Given the amount of time that has passed, and the fact that many of Kerouac's possessions have since been legally sold by Sampas, Wagner acknowledges it will be a difficult fight. Blake may not get a penny, though lawyers have said he may be due a third of the estate.
It may take more litigation to pry anything from Sampas, Wagner said. "Paul has said he doesn't expect to get any money," Wagner said.
Blake, 61, lives in Arizona, and could not be reached to comment.
Why the estate of a writer dead and buried 40 years is still chugging through the courts is a tale that might be worthy of one of Kerouac's novels.
The seeds of the contest were planted when Kerouac, shortly before his death, wrote Blake a letter saying he would leave something for him.
"I just want to leave my estate . . . to someone directly connected with the last remaining drop of my direct blood line . . . and not to leave a ding-blasted . . . thing to my wife's one hundred Greek relatives," Kerouac wrote.
Then in 1994, Kerouac's estranged daughter, Jan, was invited to the San Francisco home of Gerald Nicosia, who wrote Memory Babe, considered by some the definitive Kerouac biography.
Nicosia showed her a copy of Gabrielle's will. It looked like Gabrielle had misspelled her name in the signature. Both were convinced it was a forgery.
In 1994, Jan filed suit in Pinellas County, where the will had been entered into probate. Kerouac and his mother had lived at a home on 10th Avenue N in St. Petersburg.
Jan, who battled her own demons with alcohol, died of kidney failure in 1996 before her case went to trial.
Nicosia tried to pursue the case as Jan's literary representative.
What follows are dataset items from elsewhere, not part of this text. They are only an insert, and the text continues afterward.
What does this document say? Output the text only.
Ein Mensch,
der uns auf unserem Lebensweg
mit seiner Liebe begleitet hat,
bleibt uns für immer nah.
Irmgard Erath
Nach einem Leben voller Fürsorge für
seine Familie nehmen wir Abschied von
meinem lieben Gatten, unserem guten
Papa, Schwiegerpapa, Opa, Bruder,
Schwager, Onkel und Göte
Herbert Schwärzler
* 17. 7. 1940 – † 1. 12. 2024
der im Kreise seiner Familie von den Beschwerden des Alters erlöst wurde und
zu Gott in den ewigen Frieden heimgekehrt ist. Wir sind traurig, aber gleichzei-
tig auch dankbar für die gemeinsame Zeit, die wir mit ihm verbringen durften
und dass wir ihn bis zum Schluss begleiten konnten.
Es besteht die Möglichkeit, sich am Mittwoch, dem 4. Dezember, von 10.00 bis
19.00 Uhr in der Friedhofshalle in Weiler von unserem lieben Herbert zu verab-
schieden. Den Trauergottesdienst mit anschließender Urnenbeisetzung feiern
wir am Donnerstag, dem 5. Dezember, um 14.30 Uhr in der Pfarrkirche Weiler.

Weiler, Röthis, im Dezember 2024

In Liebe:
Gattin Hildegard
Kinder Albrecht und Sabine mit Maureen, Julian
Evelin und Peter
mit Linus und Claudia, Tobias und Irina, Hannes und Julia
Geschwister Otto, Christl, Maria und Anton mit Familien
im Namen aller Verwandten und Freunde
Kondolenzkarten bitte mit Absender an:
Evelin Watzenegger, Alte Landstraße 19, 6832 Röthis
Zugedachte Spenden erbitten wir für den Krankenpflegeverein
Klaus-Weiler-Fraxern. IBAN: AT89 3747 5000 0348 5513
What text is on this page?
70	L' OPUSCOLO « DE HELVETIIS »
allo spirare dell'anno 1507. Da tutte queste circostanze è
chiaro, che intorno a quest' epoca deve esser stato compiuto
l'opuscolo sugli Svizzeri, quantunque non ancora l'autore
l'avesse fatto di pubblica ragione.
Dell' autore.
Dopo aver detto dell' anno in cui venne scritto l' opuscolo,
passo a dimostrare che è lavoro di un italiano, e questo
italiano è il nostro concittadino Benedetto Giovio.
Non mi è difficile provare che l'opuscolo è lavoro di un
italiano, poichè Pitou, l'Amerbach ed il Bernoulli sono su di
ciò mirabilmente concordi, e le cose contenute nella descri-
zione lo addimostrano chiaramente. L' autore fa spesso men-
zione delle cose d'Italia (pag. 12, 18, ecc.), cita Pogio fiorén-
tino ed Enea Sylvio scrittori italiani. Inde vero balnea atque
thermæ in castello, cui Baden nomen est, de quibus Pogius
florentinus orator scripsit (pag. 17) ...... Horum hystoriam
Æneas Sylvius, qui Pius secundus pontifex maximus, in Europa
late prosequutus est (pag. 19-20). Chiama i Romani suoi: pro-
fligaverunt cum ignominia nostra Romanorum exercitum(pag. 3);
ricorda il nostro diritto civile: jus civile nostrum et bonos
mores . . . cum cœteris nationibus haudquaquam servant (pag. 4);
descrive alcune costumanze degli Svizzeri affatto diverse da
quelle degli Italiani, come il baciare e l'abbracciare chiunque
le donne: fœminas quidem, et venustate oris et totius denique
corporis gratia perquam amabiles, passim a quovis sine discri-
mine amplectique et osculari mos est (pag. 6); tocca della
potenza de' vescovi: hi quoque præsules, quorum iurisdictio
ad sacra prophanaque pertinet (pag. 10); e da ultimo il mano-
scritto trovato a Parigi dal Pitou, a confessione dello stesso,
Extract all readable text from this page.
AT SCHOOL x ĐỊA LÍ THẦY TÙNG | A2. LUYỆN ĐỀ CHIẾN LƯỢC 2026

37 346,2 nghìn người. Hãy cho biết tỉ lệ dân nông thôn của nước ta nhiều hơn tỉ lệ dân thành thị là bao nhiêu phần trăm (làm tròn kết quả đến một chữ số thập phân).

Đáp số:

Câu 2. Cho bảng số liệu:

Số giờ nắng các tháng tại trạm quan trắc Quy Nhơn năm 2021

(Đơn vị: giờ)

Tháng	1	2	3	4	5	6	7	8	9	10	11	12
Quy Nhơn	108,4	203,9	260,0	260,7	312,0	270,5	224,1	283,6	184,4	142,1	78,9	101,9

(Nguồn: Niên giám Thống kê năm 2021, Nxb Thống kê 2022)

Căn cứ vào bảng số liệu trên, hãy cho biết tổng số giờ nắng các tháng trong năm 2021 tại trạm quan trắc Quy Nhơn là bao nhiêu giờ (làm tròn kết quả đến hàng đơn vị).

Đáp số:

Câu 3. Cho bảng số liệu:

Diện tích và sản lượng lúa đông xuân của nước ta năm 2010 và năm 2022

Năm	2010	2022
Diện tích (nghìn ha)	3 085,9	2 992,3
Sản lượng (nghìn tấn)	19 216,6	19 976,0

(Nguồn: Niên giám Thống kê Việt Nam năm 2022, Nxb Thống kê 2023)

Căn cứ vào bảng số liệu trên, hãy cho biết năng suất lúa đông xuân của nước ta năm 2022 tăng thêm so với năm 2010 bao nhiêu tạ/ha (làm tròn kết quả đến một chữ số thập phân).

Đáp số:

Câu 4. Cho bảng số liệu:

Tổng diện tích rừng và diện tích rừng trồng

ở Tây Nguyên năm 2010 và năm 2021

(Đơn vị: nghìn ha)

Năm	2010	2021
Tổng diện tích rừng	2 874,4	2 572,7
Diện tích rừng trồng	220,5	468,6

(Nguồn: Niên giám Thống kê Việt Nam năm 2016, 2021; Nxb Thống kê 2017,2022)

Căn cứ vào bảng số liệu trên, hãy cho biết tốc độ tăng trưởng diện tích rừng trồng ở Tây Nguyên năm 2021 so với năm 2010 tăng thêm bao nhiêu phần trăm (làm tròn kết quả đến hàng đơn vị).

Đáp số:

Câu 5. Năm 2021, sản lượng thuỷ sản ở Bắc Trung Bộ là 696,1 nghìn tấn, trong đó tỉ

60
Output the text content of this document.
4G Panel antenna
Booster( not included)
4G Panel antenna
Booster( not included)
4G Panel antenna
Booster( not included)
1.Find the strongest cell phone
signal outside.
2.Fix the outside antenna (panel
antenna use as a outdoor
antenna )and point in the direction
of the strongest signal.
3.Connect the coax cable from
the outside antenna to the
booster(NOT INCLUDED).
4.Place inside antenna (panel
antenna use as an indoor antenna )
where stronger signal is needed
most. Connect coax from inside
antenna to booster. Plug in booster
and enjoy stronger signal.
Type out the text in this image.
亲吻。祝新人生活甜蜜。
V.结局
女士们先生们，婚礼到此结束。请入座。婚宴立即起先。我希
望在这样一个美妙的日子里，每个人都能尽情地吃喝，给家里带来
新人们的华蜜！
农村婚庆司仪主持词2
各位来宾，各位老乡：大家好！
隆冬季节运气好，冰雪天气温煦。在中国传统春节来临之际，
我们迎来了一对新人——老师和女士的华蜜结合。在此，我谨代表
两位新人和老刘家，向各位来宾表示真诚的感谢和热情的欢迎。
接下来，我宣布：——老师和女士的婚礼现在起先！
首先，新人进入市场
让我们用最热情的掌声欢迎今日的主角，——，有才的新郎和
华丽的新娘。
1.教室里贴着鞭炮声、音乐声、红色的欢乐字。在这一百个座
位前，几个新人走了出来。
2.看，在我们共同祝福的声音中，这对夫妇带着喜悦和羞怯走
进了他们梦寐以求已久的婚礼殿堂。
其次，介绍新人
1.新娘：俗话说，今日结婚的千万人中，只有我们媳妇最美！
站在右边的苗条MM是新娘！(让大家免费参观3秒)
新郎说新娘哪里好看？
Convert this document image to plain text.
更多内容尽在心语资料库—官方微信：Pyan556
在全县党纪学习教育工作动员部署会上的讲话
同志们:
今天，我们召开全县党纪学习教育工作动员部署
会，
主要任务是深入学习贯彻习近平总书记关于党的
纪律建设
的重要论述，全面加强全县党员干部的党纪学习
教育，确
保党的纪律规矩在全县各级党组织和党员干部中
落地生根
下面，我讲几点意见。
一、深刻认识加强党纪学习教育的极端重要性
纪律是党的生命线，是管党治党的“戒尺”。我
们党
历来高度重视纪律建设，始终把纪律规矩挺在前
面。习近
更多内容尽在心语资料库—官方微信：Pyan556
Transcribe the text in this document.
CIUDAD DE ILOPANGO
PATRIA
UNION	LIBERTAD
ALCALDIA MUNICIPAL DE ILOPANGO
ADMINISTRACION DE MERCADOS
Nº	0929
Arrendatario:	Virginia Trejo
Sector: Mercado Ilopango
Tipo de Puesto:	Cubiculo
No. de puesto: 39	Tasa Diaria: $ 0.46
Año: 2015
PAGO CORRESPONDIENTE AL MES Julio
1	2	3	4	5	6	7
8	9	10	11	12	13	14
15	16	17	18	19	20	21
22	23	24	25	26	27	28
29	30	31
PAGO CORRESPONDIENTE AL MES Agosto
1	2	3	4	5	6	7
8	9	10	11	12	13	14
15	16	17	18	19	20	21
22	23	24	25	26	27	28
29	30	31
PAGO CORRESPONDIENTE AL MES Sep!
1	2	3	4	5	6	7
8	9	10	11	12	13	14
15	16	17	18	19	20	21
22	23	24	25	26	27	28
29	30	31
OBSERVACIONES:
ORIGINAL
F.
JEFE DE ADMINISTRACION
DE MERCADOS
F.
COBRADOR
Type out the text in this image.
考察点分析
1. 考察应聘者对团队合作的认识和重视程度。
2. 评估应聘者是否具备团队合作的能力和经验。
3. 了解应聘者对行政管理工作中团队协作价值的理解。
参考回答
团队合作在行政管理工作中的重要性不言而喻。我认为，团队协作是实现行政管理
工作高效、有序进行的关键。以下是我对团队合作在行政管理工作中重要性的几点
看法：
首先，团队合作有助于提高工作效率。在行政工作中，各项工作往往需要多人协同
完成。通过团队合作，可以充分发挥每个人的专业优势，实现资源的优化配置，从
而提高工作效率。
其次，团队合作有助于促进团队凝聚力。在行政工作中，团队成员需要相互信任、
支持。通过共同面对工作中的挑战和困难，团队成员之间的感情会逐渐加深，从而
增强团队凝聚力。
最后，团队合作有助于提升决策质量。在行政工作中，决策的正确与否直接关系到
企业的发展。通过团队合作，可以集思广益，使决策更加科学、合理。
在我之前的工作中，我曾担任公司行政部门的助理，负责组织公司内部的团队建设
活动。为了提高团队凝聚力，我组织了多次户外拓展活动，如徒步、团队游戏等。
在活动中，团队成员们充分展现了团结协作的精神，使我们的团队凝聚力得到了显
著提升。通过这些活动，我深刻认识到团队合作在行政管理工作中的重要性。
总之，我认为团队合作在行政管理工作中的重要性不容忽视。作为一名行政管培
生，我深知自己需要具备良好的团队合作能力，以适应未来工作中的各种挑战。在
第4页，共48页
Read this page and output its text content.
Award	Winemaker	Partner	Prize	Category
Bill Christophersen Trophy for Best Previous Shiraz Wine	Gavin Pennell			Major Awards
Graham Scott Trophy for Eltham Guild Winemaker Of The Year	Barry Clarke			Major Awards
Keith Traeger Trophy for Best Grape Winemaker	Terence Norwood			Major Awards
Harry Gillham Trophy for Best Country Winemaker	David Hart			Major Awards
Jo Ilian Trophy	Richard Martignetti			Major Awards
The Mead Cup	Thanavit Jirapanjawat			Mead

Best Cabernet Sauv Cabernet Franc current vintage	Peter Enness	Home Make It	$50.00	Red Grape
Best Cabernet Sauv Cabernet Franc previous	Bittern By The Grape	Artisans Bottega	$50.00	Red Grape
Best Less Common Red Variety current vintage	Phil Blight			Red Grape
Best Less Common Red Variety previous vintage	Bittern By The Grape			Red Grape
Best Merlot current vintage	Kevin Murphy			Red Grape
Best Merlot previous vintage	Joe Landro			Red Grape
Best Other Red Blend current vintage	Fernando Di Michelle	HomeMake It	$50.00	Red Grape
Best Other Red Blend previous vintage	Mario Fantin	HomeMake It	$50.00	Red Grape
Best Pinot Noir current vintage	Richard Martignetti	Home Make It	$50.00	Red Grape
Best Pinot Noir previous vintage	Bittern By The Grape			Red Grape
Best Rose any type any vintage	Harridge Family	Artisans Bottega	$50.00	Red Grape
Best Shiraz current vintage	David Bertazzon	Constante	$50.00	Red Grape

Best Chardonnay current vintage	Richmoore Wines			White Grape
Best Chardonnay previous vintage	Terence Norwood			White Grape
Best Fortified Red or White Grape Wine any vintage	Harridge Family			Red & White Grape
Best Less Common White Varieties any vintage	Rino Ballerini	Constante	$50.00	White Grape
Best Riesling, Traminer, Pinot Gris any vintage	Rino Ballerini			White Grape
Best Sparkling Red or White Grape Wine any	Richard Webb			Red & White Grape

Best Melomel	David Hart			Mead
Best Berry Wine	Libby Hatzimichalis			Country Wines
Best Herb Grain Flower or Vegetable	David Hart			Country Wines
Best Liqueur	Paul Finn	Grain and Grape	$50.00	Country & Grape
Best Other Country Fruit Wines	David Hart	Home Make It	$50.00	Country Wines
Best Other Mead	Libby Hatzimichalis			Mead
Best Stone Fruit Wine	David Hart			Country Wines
But after a time, the court refused his request.
Then Blake took up the fight.
In 2004, Greer put the case on hold because nobody was representing the interests of Gabrielle's estate. Her probated estate had been closed 30 years previously. Nobody was around to represent her side, and Sampas had been dismissed as a party to the litigation.
Greer came up with a solution. Placing an ad in the Florida Bar Journal, the court sought a lawyer to represent the interests of the estate pro bono.
In an interview Tuesday, Nicosia said the ruling was vindication for him and Jan.
"A huge wrong has been done to the Kerouac family," Nicosia said. "Jack Kerouac believed in the honor of the family name more than anything."
William R. Levesque can be reached at firstname.lastname@example.org.
This article has been revised to reflect the following correction:
Gerald Nicosia, author of a biography on writer Jack Kerouac, does not know who forged the will of Kerouac's mother, Gabrielle. A story Wednesday was incorrect on this point.